Resistance against trade union
Garbers controlled way of doing it made him a candidate for management positions. In 2011 he was appointed as provostan academic function similar to that of a Dutch rector.
Even then he collided with students. Garber opposed the establishment of a trade union for students who do paid work for the university, because this would be at the expense of their studies. Campuskrant unveiled in 2019 The Harvard Crimson That the rector had earned 2.7 million dollars at two pharmaceutical companies. The fuss quickly went out, according to Harvard everything had happened according to the rules. After the unforeseen resignation of Gay, Garber was the successor who would bring the university to the university in a calmer waters.
Things went differently. While Garber had started policies in his first year that is in line with the wishes of the president, Trump opened a tough attack on elite university, for him the symbol of the Left Academia. In April, Garber pulled a line in the sand when the government with a new package presented demands that Harvard de facto would place under guardianship.
Despite his refusal to resign from those requirements, Garbers Reforms continue steadily. In a symbolic gesture, Harvard announced that the agency supervising diversity policy (dei) has been renamed ‘community and campus life’ with immediate effect. The university also stops Affinity Celebrationsseparate diploma celebrations for students from ethnic minorities, with speeches and prices. They are mainly allowances to Trump.

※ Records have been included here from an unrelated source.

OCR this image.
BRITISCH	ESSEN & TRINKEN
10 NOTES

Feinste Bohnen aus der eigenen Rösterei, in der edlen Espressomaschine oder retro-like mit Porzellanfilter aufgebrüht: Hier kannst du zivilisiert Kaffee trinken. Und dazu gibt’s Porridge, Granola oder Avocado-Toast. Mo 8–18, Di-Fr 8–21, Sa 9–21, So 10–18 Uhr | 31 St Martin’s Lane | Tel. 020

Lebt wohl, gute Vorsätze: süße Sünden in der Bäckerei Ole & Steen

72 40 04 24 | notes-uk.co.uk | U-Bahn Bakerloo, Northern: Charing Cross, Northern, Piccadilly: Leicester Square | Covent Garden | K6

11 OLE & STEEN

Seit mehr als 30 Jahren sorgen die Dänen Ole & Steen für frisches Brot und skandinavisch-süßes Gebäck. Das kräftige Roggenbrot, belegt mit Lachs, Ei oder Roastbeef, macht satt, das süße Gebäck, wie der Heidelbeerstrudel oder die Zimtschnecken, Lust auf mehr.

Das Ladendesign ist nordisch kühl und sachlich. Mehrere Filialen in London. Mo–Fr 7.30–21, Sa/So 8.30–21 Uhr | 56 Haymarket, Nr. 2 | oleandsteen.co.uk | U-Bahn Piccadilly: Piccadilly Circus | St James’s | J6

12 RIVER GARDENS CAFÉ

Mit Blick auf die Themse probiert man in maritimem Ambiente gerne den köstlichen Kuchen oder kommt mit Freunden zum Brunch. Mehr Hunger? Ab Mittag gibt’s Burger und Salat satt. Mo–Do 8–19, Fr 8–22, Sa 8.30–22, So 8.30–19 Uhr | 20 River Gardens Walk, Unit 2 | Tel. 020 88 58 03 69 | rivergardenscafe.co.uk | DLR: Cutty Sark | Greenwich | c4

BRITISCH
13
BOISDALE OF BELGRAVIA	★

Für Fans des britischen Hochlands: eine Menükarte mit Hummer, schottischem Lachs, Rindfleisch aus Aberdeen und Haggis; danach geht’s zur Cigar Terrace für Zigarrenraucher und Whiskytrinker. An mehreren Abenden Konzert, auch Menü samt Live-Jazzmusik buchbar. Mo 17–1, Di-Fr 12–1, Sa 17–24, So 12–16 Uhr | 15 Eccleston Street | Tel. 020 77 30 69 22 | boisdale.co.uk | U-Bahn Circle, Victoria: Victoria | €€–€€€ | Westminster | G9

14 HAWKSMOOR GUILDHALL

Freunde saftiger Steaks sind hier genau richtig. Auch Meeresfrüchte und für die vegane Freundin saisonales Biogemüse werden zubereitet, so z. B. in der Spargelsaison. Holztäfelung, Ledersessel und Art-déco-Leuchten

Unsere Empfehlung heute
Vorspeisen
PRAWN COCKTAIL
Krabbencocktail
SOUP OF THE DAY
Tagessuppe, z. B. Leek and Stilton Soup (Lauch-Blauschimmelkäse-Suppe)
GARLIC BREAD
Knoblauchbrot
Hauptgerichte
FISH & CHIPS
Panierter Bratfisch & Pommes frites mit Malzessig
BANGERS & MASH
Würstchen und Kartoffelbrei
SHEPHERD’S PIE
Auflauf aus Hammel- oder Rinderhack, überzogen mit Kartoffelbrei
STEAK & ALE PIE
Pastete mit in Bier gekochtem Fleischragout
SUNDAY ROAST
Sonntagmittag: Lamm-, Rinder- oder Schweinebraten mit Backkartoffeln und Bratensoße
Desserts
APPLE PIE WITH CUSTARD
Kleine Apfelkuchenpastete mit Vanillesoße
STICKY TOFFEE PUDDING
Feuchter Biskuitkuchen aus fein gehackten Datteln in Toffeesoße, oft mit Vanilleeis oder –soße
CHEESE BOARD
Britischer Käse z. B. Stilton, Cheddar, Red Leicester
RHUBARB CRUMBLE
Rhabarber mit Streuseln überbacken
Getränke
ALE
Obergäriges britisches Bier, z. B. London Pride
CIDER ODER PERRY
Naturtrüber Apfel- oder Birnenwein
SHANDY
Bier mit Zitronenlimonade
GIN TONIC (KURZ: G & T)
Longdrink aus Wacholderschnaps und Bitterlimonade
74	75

Shortly thereafter, final reports of the two task forces appeared that gave the opinion of around 2,300 students and teachers to Harvard about anti -Semitism and Islamophobia at the university. The findings are painful. The first working group found that after 7 October 2023, « an avalanche » of anti -Semitic messages followed from students and employees on social media. Jewish students reported anti -Semitic comments and incidents.
Fear of sanctions
The second working group reported that 92 percent of the students of Arabic or Islamic origin fear sanctions for their political views. Garber has apologized for the « disappointing and painful » academic year. He has promised to ‘study’ the recommendations of the task forces, including the exclusion of anti-Semitism and ‘anti-Israel-Bias’.
Since the beginning of this year, Harvard has been following the definition of anti -Semitism of the International Holocaust Remembrance Alliance (IHRA). It is controversial because that certain criticism of Israel mentions anti -Semitic.
It’s not all enough for Trump. He also threatens to withdraw Harvard’s tax exemption, which can cost hundreds of millions, a step that Garber calls « highly illegal. » On social media Trump scam on Harvard, the Ministry of Education accuses the leading legal magazine of the university, the Harvard Law Reviewof bias in topics and authors.
For Garber it will therefore remain balancing on a weak rord. In addition to his showdown with the president and friction with students, he has another reason to worry. Americans’ confidence in universities is falling. In a poll by Gallup last year, one in three adults said they had little or no confidence in higher education.
This can have an effect on the floors of students but also on the willingness of rich alumni to continue to support their Alma Mater.